OS environment variables

Spring’s relaxed binding maps environment variables to property keys: uppercase the key and replace dots and dashes with underscores. So spring.datasource.url is satisfied by SPRING_DATASOURCE_URL.

export SERVER_PORT=9090
export SPRING_DATASOURCE_URL=jdbc:postgresql://db:5432/shop
export APP_MAIL_MAX_ATTEMPTS=5      # binds to app.mail.maxAttempts
java -jar app.jar

This convention is the backbone of containerized and cloud deployments, where connection strings and credentials arrive as variables rather than files.

Tip: Environment-variable binding works for both @Value placeholders and @ConfigurationProperties. For grouped settings, prefer the typed approach.

Importing additional config

spring.config.import pulls in extra configuration sources during startup. It can load extra files, directories, or — through Spring Cloud — a config server or secrets manager.

# application.yml
spring:
  config:
    import:
      - optional:file:./config/local.yml   # optional: won't fail if missing
      - optional:configtree:/etc/secrets/   # one file per key (Kubernetes Secrets)
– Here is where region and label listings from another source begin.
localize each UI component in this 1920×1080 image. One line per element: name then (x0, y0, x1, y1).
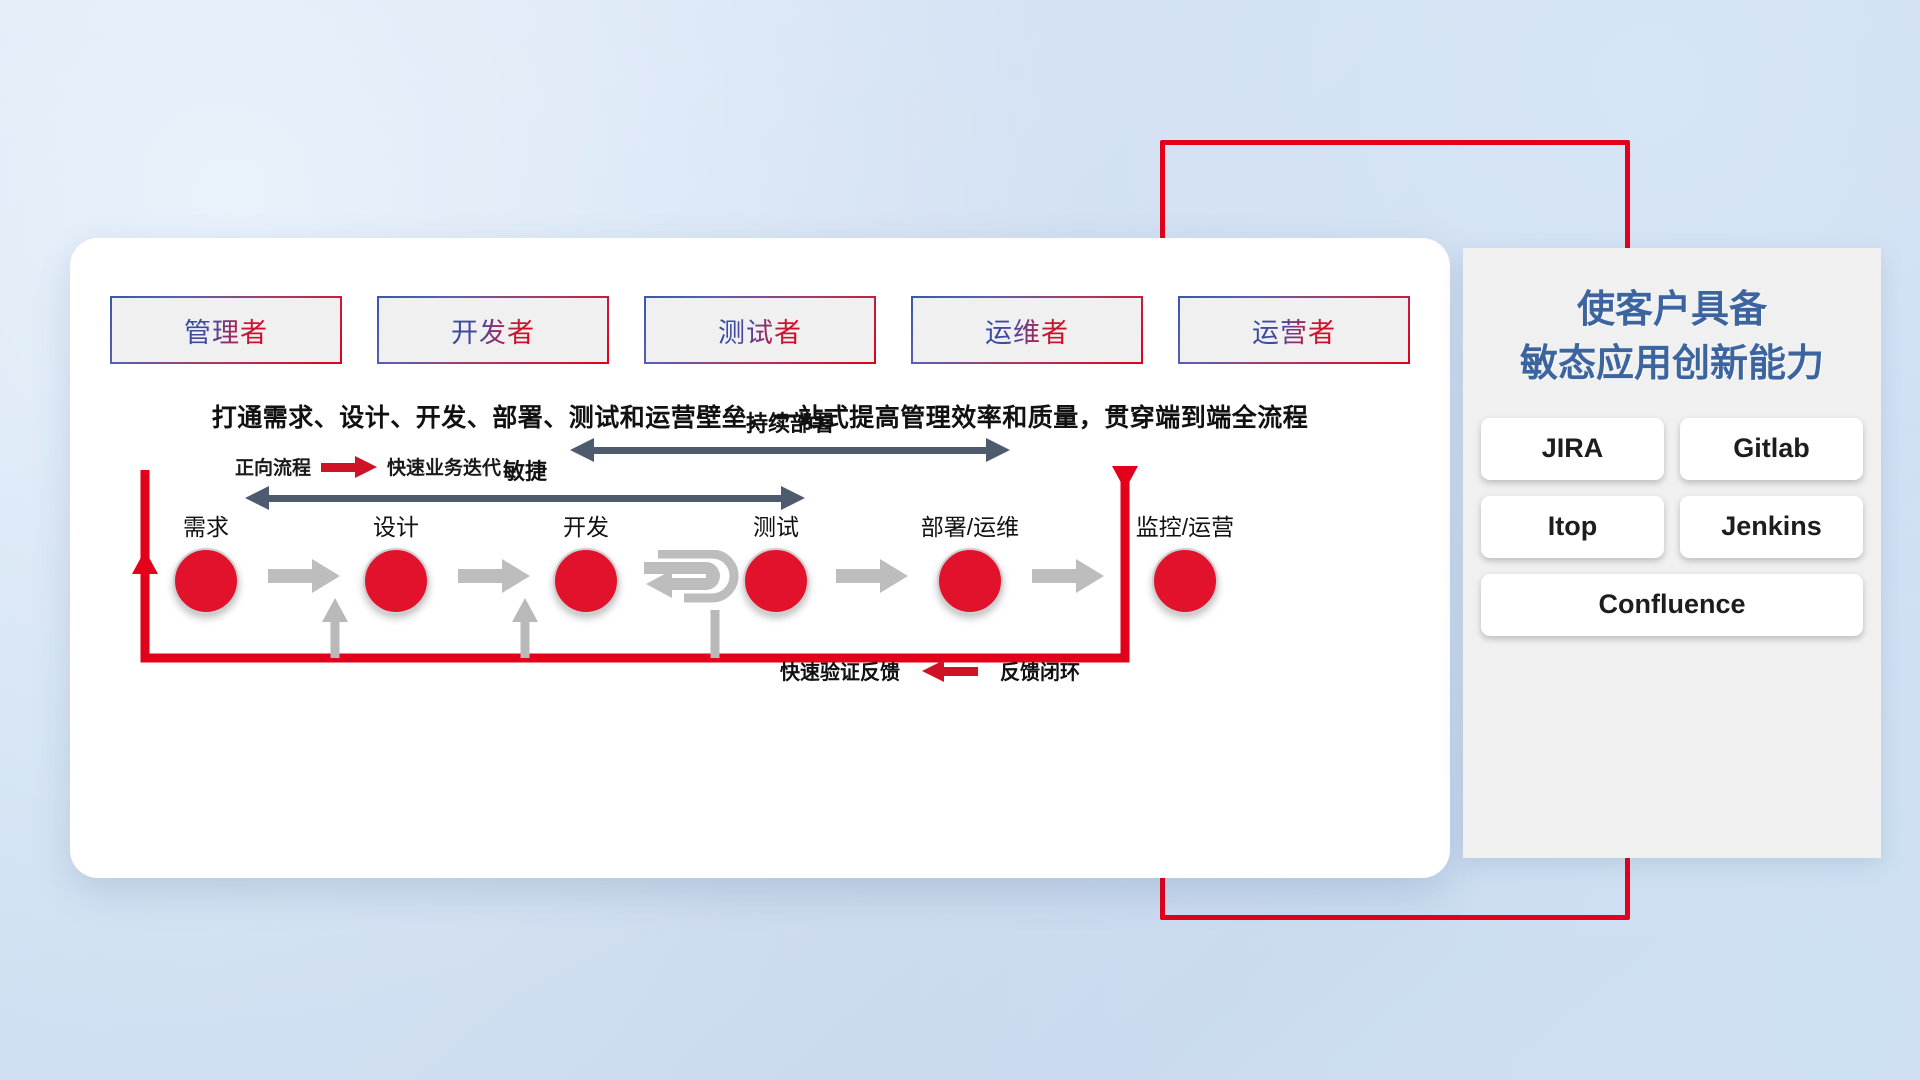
step-arrow-icon (268, 556, 342, 596)
span-label-agile: 敏捷 (245, 454, 805, 486)
tool-chip-jira[interactable]: JIRA (1481, 418, 1664, 480)
node-dot-icon (173, 548, 239, 614)
role-box-row: 管理者 开发者 测试者 运维者 运营者 (110, 296, 1410, 364)
span-arrow-agile: 敏捷 (245, 486, 805, 510)
arrow-left-red-icon (922, 660, 978, 682)
node-label: 设计 (336, 508, 456, 542)
node-label: 测试 (716, 508, 836, 542)
role-box[interactable]: 运维者 (911, 296, 1143, 364)
tool-chip-list: JIRA Gitlab Itop Jenkins Confluence (1481, 418, 1863, 636)
pipeline-node[interactable]: 监控/运营 (1070, 508, 1300, 614)
role-label: 开发者 (451, 311, 535, 350)
tool-chip-itop[interactable]: Itop (1481, 496, 1664, 558)
pipeline-node[interactable]: 测试 (716, 508, 836, 614)
role-box[interactable]: 运营者 (1178, 296, 1410, 364)
step-arrow-icon (836, 556, 910, 596)
panel-title-line1: 使客户具备 (1463, 284, 1881, 338)
pipeline-node[interactable]: 开发 (526, 508, 646, 614)
pipeline: 需求 设计 开发 测试 部署/运维 (70, 508, 1450, 668)
role-label: 运维者 (985, 311, 1069, 350)
node-label: 监控/运营 (1070, 508, 1300, 542)
pipeline-node[interactable]: 需求 (146, 508, 266, 614)
main-card: 管理者 开发者 测试者 运维者 运营者 打通需求、设计、开发、部署、测试和运营壁… (70, 238, 1450, 878)
arrow-head-right-icon (781, 486, 805, 510)
legend-feedback-right-label: 反馈闭环 (1000, 656, 1080, 685)
span-bar (592, 447, 988, 454)
panel-title: 使客户具备 敏态应用创新能力 (1463, 284, 1881, 392)
node-label: 需求 (146, 508, 266, 542)
tool-chip-jenkins[interactable]: Jenkins (1680, 496, 1863, 558)
role-label: 管理者 (184, 311, 268, 350)
node-dot-icon (363, 548, 429, 614)
role-box[interactable]: 管理者 (110, 296, 342, 364)
arrow-head-right-icon (986, 438, 1010, 462)
role-label: 运营者 (1252, 311, 1336, 350)
role-box[interactable]: 开发者 (377, 296, 609, 364)
panel-title-line2: 敏态应用创新能力 (1463, 338, 1881, 392)
role-box[interactable]: 测试者 (644, 296, 876, 364)
node-dot-icon (1152, 548, 1218, 614)
node-dot-icon (743, 548, 809, 614)
outcome-panel: 使客户具备 敏态应用创新能力 JIRA Gitlab Itop Jenkins … (1463, 248, 1881, 858)
legend-feedback-loop: 快速验证反馈 反馈闭环 (780, 656, 1080, 685)
legend-feedback-left-label: 快速验证反馈 (780, 656, 900, 685)
span-bar (267, 495, 783, 502)
role-label: 测试者 (718, 311, 802, 350)
tool-chip-gitlab[interactable]: Gitlab (1680, 418, 1863, 480)
pipeline-node[interactable]: 设计 (336, 508, 456, 614)
node-dot-icon (937, 548, 1003, 614)
node-label: 部署/运维 (910, 508, 1030, 542)
node-label: 开发 (526, 508, 646, 542)
arrow-head-left-icon (245, 486, 269, 510)
node-dot-icon (553, 548, 619, 614)
span-label-continuous-deployment: 持续部署 (570, 406, 1010, 438)
tool-chip-confluence[interactable]: Confluence (1481, 574, 1863, 636)
pipeline-node[interactable]: 部署/运维 (910, 508, 1030, 614)
step-arrow-icon (458, 556, 532, 596)
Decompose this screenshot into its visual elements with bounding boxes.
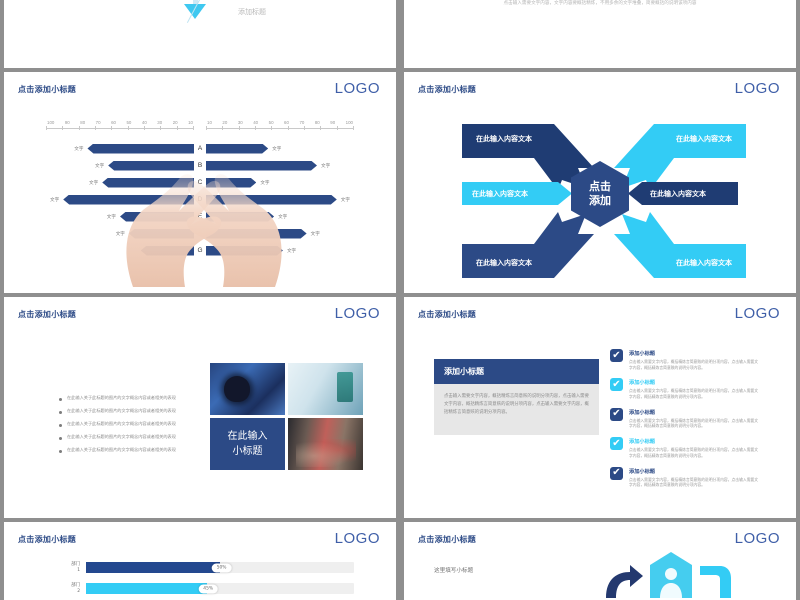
category-label: C	[194, 179, 206, 186]
axis-tick: 20	[222, 120, 227, 125]
checklist-item[interactable]: ✔添加小标题点击输入需要文字内容，概括精炼言简意赅的说明分项内容，点击输入需要文…	[610, 408, 760, 429]
axis-tick: 40	[142, 120, 147, 125]
hexagon-diagram: 在此输入内容文本 在此输入内容文本 在此输入内容文本 在此输入内容文本	[404, 104, 796, 284]
check-icon[interactable]: ✔	[610, 408, 623, 421]
chart-row: 文字F文字	[4, 225, 396, 242]
arrow-bottom-right[interactable]: 在此输入内容文本	[611, 212, 746, 278]
arrow-label: 在此输入内容文本	[476, 134, 532, 144]
bar-label: 文字	[256, 180, 273, 186]
check-icon[interactable]: ✔	[610, 467, 623, 480]
axis-right-ticks: 102030405060708090100	[206, 120, 354, 125]
chart-row: 文字A文字	[4, 140, 396, 157]
bar-left[interactable]	[108, 161, 194, 171]
checklist-item-body: 点击输入需要文字内容，概括精炼言简意赅的说明分项内容，点击输入需要文字内容，概括…	[629, 388, 760, 399]
checklist-item-body: 点击输入需要文字内容，概括精炼言简意赅的说明分项内容，点击输入需要文字内容，概括…	[629, 477, 760, 488]
tornado-chart: 100908070605040302010 102030405060708090…	[4, 112, 396, 282]
page-title: 点击添加小标题	[18, 309, 76, 320]
bar-label: 文字	[274, 214, 291, 220]
category-label: A	[194, 145, 206, 152]
chart-row-right: 文字	[206, 178, 354, 188]
checklist-item-heading: 添加小标题	[629, 350, 760, 357]
list-item: 在此输入关于此标题的图片的文字概念内容或者相关的表现	[59, 421, 199, 427]
crowd-photo[interactable]	[288, 418, 363, 470]
bar-label: 文字	[70, 146, 87, 152]
logo: LOGO	[735, 530, 780, 547]
axis-tick: 60	[111, 120, 116, 125]
axis-tick: 30	[157, 120, 162, 125]
bar-label: 文字	[46, 197, 63, 203]
chart-row-right: 文字	[206, 212, 354, 222]
checklist-item-heading: 添加小标题	[629, 409, 760, 416]
chart-row-right: 文字	[206, 246, 354, 256]
checklist: ✔添加小标题点击输入需要文字内容，概括精炼言简意赅的说明分项内容，点击输入需要文…	[610, 349, 760, 496]
bar-right[interactable]	[206, 229, 307, 239]
bar-left[interactable]	[63, 195, 194, 205]
icon-row	[604, 552, 732, 598]
list-item: 在此输入关于此标题的图片的文字概念内容或者相关的表现	[59, 434, 199, 440]
checklist-item[interactable]: ✔添加小标题点击输入需要文字内容，概括精炼言简意赅的说明分项内容，点击输入需要文…	[610, 378, 760, 399]
chart-row-right: 文字	[206, 195, 354, 205]
arrow-label: 在此输入内容文本	[650, 189, 706, 199]
list-item-text: 在此输入关于此标题的图片的文字概念内容或者相关的表现	[67, 421, 176, 426]
list-item: 在此输入关于此标题的图片的文字概念内容或者相关的表现	[59, 395, 199, 401]
chart-row-left	[46, 246, 194, 256]
bullet-dot-icon	[59, 411, 62, 414]
photo-grid: 在此输入 小标题	[210, 363, 360, 473]
axis-tick: 100	[47, 120, 54, 125]
checklist-item-content: 添加小标题点击输入需要文字内容，概括精炼言简意赅的说明分项内容，点击输入需要文字…	[629, 437, 760, 458]
bar-right[interactable]	[206, 178, 256, 188]
logo: LOGO	[735, 80, 780, 97]
corner-arrow-icon[interactable]	[698, 564, 732, 598]
chart-row-right: 文字	[206, 144, 354, 154]
bar-left[interactable]	[129, 229, 194, 239]
page-title: 点击添加小标题	[418, 534, 476, 545]
progress-track[interactable]: 45%	[86, 583, 354, 594]
slide-subtitle: 添加标题	[238, 7, 266, 17]
chart-row-left: 文字	[46, 144, 194, 154]
bar-left[interactable]	[141, 246, 194, 256]
checklist-item-heading: 添加小标题	[629, 379, 760, 386]
check-icon[interactable]: ✔	[610, 378, 623, 391]
category-label: G	[194, 247, 206, 254]
axis-tick: 90	[330, 120, 335, 125]
bar-left[interactable]	[87, 144, 194, 154]
caption-line-1: 在此输入	[228, 429, 268, 444]
caption-tile[interactable]: 在此输入 小标题	[210, 418, 285, 470]
slide-paragraph: 点击输入需要文字内容，文字内容要概括精炼，不用多余的文字堆叠，简要概括的说明该项…	[450, 0, 750, 8]
bar-right[interactable]	[206, 161, 317, 171]
axis-tick: 100	[346, 120, 353, 125]
hexagon-line-2: 添加	[589, 194, 611, 208]
axis-left: 100908070605040302010	[46, 120, 194, 129]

The configtree: resource reads a directory where each file’s name is a property key and its contents are the value — the standard layout for Kubernetes Secrets and Docker secrets mounted at /run/secrets/.

.env-style files

There is no automatic .env support, but you can import a properties file explicitly:

spring:
  config:
    import: optional:file:.env[.properties]

The [.properties] extension hint tells Spring how to parse a file whose name lacks a recognized suffix.

Handling secrets

Never commit passwords or API keys to application.yml. Keep only safe defaults in version control and supply secrets at runtime.

# application.yml — placeholder only, real value injected at runtime
spring:
  datasource:
    username: ${DB_USER}
    password: ${DB_PASSWORD}
ApproachWhere secrets liveBest for
Environment variablesProcess environmentSimple deployments, 12-factor apps
configtree: importMounted secret filesKubernetes / Docker secrets
Config serverSpring Cloud Config / VaultMany services, central rotation
Cloud secrets managerAWS / GCP / AzureManaged cloud platforms

Warning: Anything in application.yml inside the JAR is shipped to every environment and visible to anyone with the artifact. Treat it as public, and externalize every credential.

Configuration in containers

In a Docker or Kubernetes deployment, the image is immutable and configuration is injected at run time.

FROM eclipse-temurin:17-jre
COPY target/app.jar /app/app.jar
ENTRYPOINT ["java","-jar","/app/app.jar"]
docker run \
  -e SPRING_PROFILES_ACTIVE=prod \
  -e SPRING_DATASOURCE_URL=jdbc:postgresql://db:5432/shop \
  -e DB_USER=shop -e DB_PASSWORD=$DB_PASSWORD \
  myorg/shop:1.4.0

For Kubernetes, mount a ConfigMap as files and a Secret as a config tree, then reference them via spring.config.import. This keeps the same image identical across clusters.

Best Practices

  • Ship safe defaults in application.yml; override per environment with env vars or command-line args.
  • Understand the precedence order so you always know which source wins.
  • Externalize every secret — use env vars, config trees, or a secrets manager, never committed YAML.
  • Use spring.config.import with optional: so a missing local override does not break startup.
  • Bind grouped settings with @ConfigurationProperties for type safety.
  • Keep the artifact immutable; the same image should run in every environment.